In August, 1896, a literary fairy tale called “The Princess Baladina—Her Adventure” by Charles Douglass appeared In The Home Monthly magazine. August, 1896 was also the month 22-year-old Willa Cather first served as managing editor. Based in Pittsburgh, Pennsylvania, the periodical was not a major publication: as James Woodress states in Willa Cather: A Literary Life, “The Home Monthly was not much of a magazine,” but Cather was eager to accept the position because it was her ticket out of Nebraska, and “she was more than ready to leave Lincoln for a larger theater of operations.”
During her tenure, the readers of The Home Monthly were treated to several stories written by Cather, including “The Princess Baladina—Her Adventure” which Cather published under the pseudonym Charles Douglass, the name of her beloved younger brother. During Cather’s first few months on the job, she decided if the readership was going to have fiction to read, she would need to provide most of it herself.
When deciding what to write, Cather was inspired by her love of fairy tales, and “The Princess Baladina—Her Adventure” is her attempt at creating one of her own. The story certainly has all the ingredients of a fairy tale—a princess in a castle, a fairy godmother, a couple of wizards, a miller’s son, a prince—but most Cather scholars dismiss it as inferior (Woodress deems it “not much of a yarn”). While this story by young Cather certainly isn’t one her best, it does suggest elements that connect it to some of her most powerful fiction.
Cather had a drive for reinvention in both her life and work, and Cather reinvents the fairy tale with “The Princess Baladina.” As the story opens, Baladina has been confined to her room for misbehaving, and she is devising ways to make her family sorry for punishing her. The character as described is clearly a headstrong girl instead of the more submissive princess of fairy tales. Throughout her body of work, Cather questions assumptions about traditional roles for women, and her most successful female characters are those who make their own decisions and carve out new paths to take. In this early tale, no one can tell Baladina what to do, and when she wants to escape the castle, for example, she does.

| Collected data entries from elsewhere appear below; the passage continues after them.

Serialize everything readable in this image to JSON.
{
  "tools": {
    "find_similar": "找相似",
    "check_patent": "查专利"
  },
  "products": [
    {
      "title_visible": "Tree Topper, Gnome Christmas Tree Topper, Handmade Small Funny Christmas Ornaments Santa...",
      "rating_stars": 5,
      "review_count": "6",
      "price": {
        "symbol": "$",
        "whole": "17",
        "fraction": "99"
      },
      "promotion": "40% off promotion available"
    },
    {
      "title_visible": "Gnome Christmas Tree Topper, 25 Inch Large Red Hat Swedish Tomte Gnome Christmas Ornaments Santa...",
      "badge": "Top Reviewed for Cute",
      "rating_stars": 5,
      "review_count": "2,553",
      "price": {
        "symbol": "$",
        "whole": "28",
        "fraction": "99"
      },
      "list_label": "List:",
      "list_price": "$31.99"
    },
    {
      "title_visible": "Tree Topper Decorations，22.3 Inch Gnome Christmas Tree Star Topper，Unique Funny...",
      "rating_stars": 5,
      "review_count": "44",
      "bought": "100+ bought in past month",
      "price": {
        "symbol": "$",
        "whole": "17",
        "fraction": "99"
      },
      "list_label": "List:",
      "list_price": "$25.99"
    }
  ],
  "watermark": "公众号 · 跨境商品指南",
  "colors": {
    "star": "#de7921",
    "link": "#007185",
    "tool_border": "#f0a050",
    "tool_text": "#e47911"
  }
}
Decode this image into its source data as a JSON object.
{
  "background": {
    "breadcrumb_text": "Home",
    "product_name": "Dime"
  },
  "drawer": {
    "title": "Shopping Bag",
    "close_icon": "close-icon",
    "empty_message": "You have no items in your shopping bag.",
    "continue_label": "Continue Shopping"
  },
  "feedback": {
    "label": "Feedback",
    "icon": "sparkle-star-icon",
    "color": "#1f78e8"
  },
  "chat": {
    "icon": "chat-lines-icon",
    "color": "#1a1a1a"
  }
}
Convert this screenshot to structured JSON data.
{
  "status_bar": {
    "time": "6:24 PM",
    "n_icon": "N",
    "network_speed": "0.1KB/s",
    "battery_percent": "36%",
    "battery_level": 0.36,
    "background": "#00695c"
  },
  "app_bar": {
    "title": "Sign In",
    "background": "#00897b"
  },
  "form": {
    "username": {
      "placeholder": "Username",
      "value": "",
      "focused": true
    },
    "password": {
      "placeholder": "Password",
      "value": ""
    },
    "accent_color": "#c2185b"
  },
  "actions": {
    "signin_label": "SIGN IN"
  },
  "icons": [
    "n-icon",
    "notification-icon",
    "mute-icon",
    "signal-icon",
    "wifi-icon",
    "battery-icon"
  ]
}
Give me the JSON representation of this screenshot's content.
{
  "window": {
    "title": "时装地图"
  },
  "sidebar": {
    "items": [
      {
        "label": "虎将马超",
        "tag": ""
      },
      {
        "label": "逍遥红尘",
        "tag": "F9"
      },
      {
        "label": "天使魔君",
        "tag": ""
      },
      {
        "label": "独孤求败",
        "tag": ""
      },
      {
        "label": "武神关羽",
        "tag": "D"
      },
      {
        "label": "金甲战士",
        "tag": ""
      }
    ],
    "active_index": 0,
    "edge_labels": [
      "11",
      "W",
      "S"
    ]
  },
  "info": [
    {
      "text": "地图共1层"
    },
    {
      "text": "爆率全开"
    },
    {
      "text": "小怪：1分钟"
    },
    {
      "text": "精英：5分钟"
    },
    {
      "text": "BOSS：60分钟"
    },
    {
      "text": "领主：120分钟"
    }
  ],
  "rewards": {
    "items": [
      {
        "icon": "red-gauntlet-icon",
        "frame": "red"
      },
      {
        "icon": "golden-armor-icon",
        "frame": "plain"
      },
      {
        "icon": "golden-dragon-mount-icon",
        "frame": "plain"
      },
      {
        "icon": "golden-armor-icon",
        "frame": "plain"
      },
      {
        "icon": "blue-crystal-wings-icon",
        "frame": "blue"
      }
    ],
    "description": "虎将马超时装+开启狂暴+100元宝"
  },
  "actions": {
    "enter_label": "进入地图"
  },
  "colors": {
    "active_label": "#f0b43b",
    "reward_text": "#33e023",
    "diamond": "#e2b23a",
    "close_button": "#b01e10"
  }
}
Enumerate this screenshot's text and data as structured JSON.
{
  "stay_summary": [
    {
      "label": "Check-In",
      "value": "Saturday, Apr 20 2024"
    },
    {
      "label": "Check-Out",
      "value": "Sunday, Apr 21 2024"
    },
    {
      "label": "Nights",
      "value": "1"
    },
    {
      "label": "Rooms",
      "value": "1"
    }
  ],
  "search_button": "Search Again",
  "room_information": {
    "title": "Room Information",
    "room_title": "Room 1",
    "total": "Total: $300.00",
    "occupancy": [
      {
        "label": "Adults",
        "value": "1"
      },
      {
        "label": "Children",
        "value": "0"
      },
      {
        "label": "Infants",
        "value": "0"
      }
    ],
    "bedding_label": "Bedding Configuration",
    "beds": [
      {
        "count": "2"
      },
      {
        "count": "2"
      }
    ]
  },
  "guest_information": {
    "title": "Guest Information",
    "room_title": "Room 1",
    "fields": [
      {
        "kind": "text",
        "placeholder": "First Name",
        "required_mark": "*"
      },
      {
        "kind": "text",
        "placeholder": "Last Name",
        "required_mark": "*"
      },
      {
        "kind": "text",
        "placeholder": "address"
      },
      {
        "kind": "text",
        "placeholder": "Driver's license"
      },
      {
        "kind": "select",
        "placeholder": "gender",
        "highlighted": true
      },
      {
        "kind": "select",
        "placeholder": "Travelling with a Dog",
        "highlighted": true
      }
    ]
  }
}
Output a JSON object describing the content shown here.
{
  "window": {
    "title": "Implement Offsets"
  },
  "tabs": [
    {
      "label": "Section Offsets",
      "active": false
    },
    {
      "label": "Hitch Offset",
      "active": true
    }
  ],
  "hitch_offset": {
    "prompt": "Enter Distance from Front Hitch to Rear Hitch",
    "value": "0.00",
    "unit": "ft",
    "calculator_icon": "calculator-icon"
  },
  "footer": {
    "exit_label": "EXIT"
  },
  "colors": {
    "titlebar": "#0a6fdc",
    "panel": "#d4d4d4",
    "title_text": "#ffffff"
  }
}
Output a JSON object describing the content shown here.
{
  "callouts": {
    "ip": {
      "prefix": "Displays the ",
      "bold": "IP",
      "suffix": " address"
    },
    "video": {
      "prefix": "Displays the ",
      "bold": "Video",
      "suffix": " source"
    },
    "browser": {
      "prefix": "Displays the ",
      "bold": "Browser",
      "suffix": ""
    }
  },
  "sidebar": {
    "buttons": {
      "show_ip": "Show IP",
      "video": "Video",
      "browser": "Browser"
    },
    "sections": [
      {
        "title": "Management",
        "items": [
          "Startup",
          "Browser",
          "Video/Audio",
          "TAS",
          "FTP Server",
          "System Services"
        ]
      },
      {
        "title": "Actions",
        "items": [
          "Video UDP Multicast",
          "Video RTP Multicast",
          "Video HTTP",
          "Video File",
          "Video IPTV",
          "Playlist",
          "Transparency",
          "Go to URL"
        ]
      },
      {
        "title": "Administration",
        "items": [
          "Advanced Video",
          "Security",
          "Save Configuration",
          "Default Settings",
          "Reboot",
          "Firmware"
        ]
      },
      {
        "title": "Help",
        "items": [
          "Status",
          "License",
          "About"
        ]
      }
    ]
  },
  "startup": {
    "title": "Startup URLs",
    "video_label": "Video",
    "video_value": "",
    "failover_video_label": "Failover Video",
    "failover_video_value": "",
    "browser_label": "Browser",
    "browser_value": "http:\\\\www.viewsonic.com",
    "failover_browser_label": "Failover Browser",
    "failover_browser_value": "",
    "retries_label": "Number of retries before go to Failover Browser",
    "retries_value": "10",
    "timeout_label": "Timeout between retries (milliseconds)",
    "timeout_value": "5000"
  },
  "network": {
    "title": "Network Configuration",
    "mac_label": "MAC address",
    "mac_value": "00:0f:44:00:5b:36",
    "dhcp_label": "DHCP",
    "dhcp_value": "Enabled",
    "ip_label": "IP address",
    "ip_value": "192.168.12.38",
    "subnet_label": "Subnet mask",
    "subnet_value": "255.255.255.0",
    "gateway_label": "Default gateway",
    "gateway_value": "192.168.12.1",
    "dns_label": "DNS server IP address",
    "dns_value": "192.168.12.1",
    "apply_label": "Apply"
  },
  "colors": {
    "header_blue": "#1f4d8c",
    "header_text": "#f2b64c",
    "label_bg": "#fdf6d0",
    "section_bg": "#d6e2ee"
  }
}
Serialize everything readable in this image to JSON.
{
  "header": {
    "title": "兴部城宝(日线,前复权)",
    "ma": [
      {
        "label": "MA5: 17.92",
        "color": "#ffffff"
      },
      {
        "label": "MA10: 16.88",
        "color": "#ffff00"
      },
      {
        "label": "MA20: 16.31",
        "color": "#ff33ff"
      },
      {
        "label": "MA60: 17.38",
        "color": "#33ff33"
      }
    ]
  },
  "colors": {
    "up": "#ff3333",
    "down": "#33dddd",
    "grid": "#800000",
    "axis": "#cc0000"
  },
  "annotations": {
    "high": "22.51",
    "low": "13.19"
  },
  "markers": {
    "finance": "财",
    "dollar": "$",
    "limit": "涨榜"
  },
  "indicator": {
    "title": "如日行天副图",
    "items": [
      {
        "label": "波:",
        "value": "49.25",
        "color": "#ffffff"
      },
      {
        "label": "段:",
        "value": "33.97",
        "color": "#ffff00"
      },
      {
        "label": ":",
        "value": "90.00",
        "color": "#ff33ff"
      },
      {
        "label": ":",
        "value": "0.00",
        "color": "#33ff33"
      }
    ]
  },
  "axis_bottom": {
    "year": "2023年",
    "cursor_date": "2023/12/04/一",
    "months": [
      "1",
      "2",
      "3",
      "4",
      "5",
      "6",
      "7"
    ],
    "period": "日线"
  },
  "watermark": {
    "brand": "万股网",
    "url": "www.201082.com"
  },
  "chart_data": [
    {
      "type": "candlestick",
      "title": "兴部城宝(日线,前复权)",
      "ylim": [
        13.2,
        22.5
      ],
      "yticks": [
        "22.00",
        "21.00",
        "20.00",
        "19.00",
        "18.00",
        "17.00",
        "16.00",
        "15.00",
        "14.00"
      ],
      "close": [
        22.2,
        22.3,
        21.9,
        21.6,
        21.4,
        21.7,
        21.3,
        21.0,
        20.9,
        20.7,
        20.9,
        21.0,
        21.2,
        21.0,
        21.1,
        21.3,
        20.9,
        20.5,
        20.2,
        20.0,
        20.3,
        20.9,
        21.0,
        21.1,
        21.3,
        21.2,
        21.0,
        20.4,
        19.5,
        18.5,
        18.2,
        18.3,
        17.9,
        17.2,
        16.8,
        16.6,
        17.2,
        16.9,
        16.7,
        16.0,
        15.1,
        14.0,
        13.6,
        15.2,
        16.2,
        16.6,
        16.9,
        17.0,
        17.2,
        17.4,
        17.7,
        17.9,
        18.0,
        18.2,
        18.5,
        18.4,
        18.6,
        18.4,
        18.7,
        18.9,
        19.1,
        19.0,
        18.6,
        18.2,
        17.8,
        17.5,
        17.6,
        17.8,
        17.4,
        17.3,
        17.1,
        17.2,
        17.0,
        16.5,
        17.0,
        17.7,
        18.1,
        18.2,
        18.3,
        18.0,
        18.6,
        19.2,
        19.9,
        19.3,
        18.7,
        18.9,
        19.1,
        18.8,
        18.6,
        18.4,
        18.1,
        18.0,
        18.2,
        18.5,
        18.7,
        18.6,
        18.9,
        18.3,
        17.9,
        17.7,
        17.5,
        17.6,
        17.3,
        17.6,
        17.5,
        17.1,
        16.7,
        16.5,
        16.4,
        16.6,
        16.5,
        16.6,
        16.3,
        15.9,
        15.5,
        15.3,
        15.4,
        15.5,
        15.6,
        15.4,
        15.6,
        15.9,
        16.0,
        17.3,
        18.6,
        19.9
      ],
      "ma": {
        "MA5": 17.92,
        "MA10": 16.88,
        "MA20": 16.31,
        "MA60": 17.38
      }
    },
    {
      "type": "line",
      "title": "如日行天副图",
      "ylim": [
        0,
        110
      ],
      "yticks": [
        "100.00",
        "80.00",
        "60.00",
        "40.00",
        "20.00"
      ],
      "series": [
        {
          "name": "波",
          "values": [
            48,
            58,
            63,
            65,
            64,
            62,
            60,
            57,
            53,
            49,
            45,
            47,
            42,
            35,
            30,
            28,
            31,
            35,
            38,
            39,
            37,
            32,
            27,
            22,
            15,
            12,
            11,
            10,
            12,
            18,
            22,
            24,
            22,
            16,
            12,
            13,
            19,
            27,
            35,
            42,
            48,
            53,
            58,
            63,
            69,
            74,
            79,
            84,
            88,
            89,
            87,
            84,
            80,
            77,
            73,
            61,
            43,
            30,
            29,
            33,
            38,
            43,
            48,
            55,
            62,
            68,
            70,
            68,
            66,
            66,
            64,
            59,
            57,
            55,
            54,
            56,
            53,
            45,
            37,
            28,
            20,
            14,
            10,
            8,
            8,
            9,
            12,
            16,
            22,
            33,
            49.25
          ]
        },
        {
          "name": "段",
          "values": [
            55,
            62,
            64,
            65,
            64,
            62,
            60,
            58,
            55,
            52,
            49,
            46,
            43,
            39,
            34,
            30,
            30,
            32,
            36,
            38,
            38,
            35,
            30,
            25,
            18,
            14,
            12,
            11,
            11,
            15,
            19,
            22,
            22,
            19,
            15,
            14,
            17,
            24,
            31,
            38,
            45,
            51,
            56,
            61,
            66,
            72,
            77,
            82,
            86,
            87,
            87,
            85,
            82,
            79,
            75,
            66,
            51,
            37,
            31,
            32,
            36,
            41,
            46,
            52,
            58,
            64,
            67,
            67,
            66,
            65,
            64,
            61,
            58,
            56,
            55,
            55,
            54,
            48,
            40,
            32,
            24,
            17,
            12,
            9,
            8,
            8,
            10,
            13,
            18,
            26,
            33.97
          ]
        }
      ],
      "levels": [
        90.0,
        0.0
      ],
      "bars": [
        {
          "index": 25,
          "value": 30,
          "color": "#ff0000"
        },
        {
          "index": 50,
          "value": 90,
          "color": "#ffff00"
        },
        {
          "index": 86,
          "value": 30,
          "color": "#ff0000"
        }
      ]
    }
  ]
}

While Baladina is definitely headstrong, her head is also full of stereotypical dreams. As she is sulking in her room, she starts reviewing “all the stories she had read about Princesses and their adventures.” Inspired by the story of "Princess Alice," she decides she needs to be enchanted by a wizard and then “some young Prince would come and break the spell and bear her triumphantly off to his own realm”—since marrying a prince is what “Princesses are taught to think.” (That will show her parents!) Baladina sneaks out of the castle in search of a wizard, but after two disappointing interviews with wizards and meeting a rude, disinterested prince, she is eventually recovered by her father and dramatically cries what are surely crocodile tears "at the dirth of Princes." Baladina does not get her “happily ever after ending,” and the dreams she was taught to believe do not come true. This disappointment when dreams collide with reality is the core to some of Cather’s most memorable work—from “Paul’s Case,” to A Lost Lady, to The Professor’s House, to Lucy Gayheart, just to name a few— and while this early story certainly has none of the power of those later works, there is an inkling of what is to come in Cather’s later writing.
Postscript: You can find “The Princess Baladina—Her Adventure” in the 2019 anthology The Big Book of Classic Fantasy edited by Ann and Jeff VanderMeer. Willa Cather is listed as author and not Charles Douglass.